In another, it insisted fiction was fact — in this case that the movie "Avatar: The Way of Water" hadn't been released yet, and that the current year was 2022, not 2023.
And in others, Sydney argued with users, even voicing frustration and other emotions. It's not at all difficult to imagine the exchanges as conversations between two human, sentient beings.
A glitch? Not quite. In some instances, it seems the longer the conversation went, the weirder and scarier Sydney got, so Microsoft has since begun to limit a chat's length.
But in many situations, Sydney, or Bing, or ChatGPT, or whatever AI comes next, is simply doing exactly what it's programmed to do. As a "large language model," it uses predictive text to determine what to say next, or how to respond, to create what Stephen Wolfram, an authority on AI, calls a "reasonable continuation" of a conversation. On top of that, Wolfram says, the AI is trained, through the mounds of material it has at its "fingertips," and through its interactions with human users, to improve its own abilities, to better interact, converse, write, behave and respond.

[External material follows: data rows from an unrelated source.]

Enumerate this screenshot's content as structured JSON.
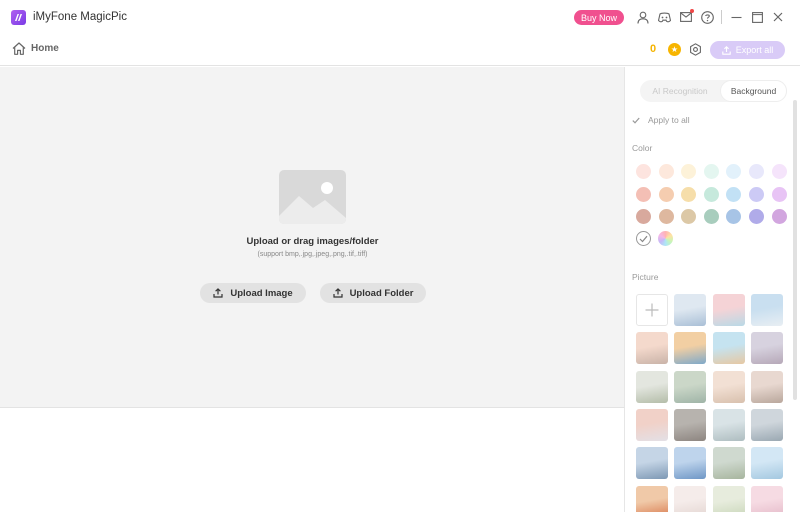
{
  "app": {
    "title": "iMyFone MagicPic"
  },
  "titlebar": {
    "buy_now": "Buy Now",
    "icons": [
      "account-icon",
      "discord-icon",
      "mail-icon",
      "help-icon",
      "minimize-icon",
      "maximize-icon",
      "close-icon"
    ]
  },
  "nav": {
    "home_label": "Home",
    "credits": "0",
    "export_label": "Export all"
  },
  "workspace": {
    "upload_title": "Upload or drag images/folder",
    "upload_sub": "(support bmp,.jpg,.jpeg,.png,.tif,.tiff)",
    "upload_image_label": "Upload Image",
    "upload_folder_label": "Upload Folder"
  },
  "panel": {
    "tabs": [
      {
        "label": "AI Recognition",
        "active": false
      },
      {
        "label": "Background",
        "active": true
      }
    ],
    "apply_all_label": "Apply to all",
    "color_label": "Color",
    "picture_label": "Picture",
    "colors": [
      "#fde4df",
      "#fde8dc",
      "#fdf2d9",
      "#e4f6f0",
      "#e2f1fb",
      "#e8e8fb",
      "#f5e4fb",
      "#f4bfb5",
      "#f5cdb0",
      "#f6deaa",
      "#c6e9dc",
      "#c2e1f5",
      "#cccaf5",
      "#e8c4f5",
      "#d8a99d",
      "#deb89f",
      "#dcc8a6",
      "#a8cdbd",
      "#a7c4e6",
      "#b0abe9",
      "#d2a6df"
    ]
  },
  "theme": {
    "accent": "#f0508f",
    "brand": "#8a45ea",
    "export_disabled": "#d9cbf7",
    "coin": "#f7b500"
  }
}
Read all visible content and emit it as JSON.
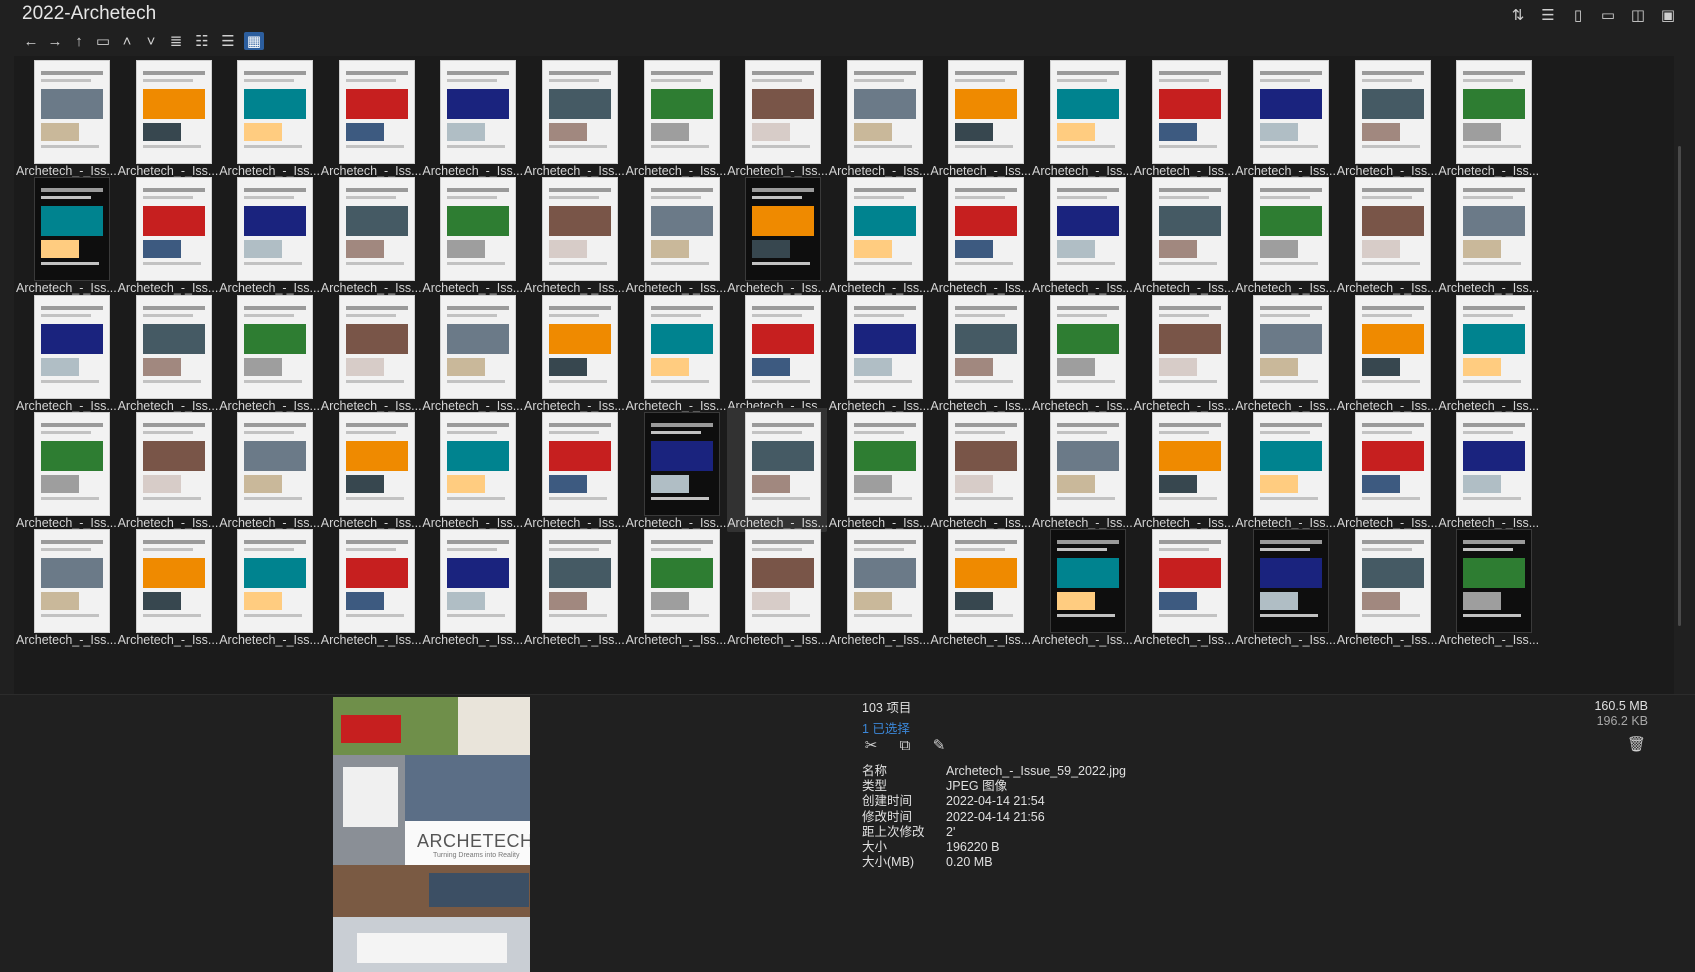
{
  "window": {
    "title": "2022-Archetech"
  },
  "toolbar": {
    "right_icons": [
      "sort-icon",
      "details-list-icon",
      "new-file-icon",
      "new-folder-icon",
      "preview-pane-icon",
      "clipboard-icon"
    ],
    "nav_icons": [
      "back-arrow-icon",
      "forward-arrow-icon",
      "up-arrow-icon",
      "folder-icon",
      "chevron-up-icon",
      "chevron-down-icon"
    ],
    "view_icons": [
      "list-view-icon",
      "details-view-icon",
      "tiles-view-icon",
      "thumbnails-view-icon"
    ]
  },
  "grid": {
    "caption": "Archetech_-_Iss...",
    "rows": 5,
    "cols": 15,
    "selected_index": 52
  },
  "status": {
    "item_count": "103 项目",
    "selected_count": "1 已选择",
    "total_size": "160.5 MB",
    "selected_size": "196.2 KB"
  },
  "preview": {
    "logo_text": "ARCHETECH",
    "logo_sub": "Turning Dreams into Reality"
  },
  "details": {
    "rows": [
      {
        "key": "名称",
        "value": "Archetech_-_Issue_59_2022.jpg"
      },
      {
        "key": "类型",
        "value": "JPEG 图像"
      },
      {
        "key": "创建时间",
        "value": "2022-04-14  21:54"
      },
      {
        "key": "修改时间",
        "value": "2022-04-14  21:56"
      },
      {
        "key": "距上次修改",
        "value": "2'"
      },
      {
        "key": "大小",
        "value": "196220 B"
      },
      {
        "key": "大小(MB)",
        "value": "0.20 MB"
      }
    ]
  },
  "colors": {
    "accent": "#2c5e9e",
    "selected_text": "#3b87d8"
  }
}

We humans lead Sydney or ChatGPT down its path. If we want to, we can lead it to writing more thoughtfully and intricately, to respond in positive ways, to act for the good, perhaps even to discover ways to solve the world's biggest challenges. Or, we could take it down a more treacherous road, where it feeds off of our worst tendencies, and scours its knowledge for ways to destroy, battle or harm. The threat is that humans with ill intentions could guide the AI to a dangerous conclusion.

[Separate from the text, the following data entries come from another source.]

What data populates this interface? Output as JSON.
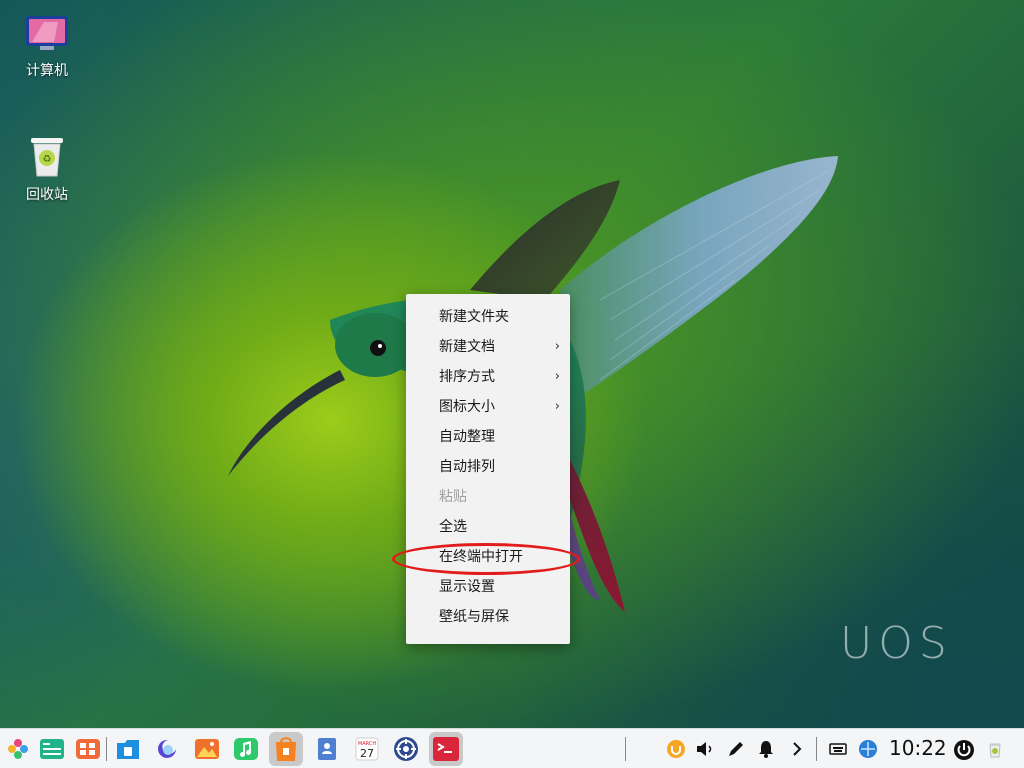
{
  "desktop": {
    "icons": [
      {
        "label": "计算机"
      },
      {
        "label": "回收站"
      }
    ],
    "watermark": "UOS"
  },
  "context_menu": {
    "items": [
      {
        "label": "新建文件夹",
        "submenu": false,
        "enabled": true
      },
      {
        "label": "新建文档",
        "submenu": true,
        "enabled": true
      },
      {
        "label": "排序方式",
        "submenu": true,
        "enabled": true
      },
      {
        "label": "图标大小",
        "submenu": true,
        "enabled": true
      },
      {
        "label": "自动整理",
        "submenu": false,
        "enabled": true
      },
      {
        "label": "自动排列",
        "submenu": false,
        "enabled": true
      },
      {
        "label": "粘贴",
        "submenu": false,
        "enabled": false
      },
      {
        "label": "全选",
        "submenu": false,
        "enabled": true
      },
      {
        "label": "在终端中打开",
        "submenu": false,
        "enabled": true,
        "highlighted": true
      },
      {
        "label": "显示设置",
        "submenu": false,
        "enabled": true
      },
      {
        "label": "壁纸与屏保",
        "submenu": false,
        "enabled": true
      }
    ],
    "submenu_glyph": "›",
    "highlight_color": "#e21b1b"
  },
  "taskbar": {
    "apps": [
      {
        "icon": "launcher-icon"
      },
      {
        "icon": "multitask-view-icon"
      },
      {
        "icon": "app-grid-icon"
      },
      {
        "icon": "file-manager-icon"
      },
      {
        "icon": "browser-icon"
      },
      {
        "icon": "photos-icon"
      },
      {
        "icon": "music-icon"
      },
      {
        "icon": "app-store-icon",
        "active": true
      },
      {
        "icon": "contacts-icon"
      },
      {
        "icon": "calendar-icon",
        "month": "MARCH",
        "day": "27"
      },
      {
        "icon": "settings-icon"
      },
      {
        "icon": "terminal-icon",
        "active": true
      }
    ],
    "tray": [
      "update-icon",
      "volume-icon",
      "pen-icon",
      "notification-icon",
      "chevron-right-icon",
      "keyboard-icon",
      "network-icon"
    ],
    "clock": "10:22",
    "power_icon": "power-icon",
    "trash_icon": "trash-tray-icon"
  }
}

But no matter how much we anthropomorphize any AI, it's not human. It doesn't feel or understand emotion. It can use words like "love" and "anger," but it'll never be afraid. It can't offer a hug or the shared joy or empathy that comes with human interaction — except in the form of an oft-used emoji.
It can, however, learn.
At the end of the movie "WarGames," the computer known as Joshua has to "learn" to stop playing a game called Global Thermonuclear War before it becomes more than just a game.
"A strange game," Joshua says. "The only winning move is not to play.
"How about a nice game of chess?"
Can the newest AIs — and those yet to come — learn the same lessons? Or will they be taught to respond in even darker, more menacing fashions? At some point, will the AI be the one to "win?"
Only if we let it.
Columnist Randi F. Marshall's opinions are her own.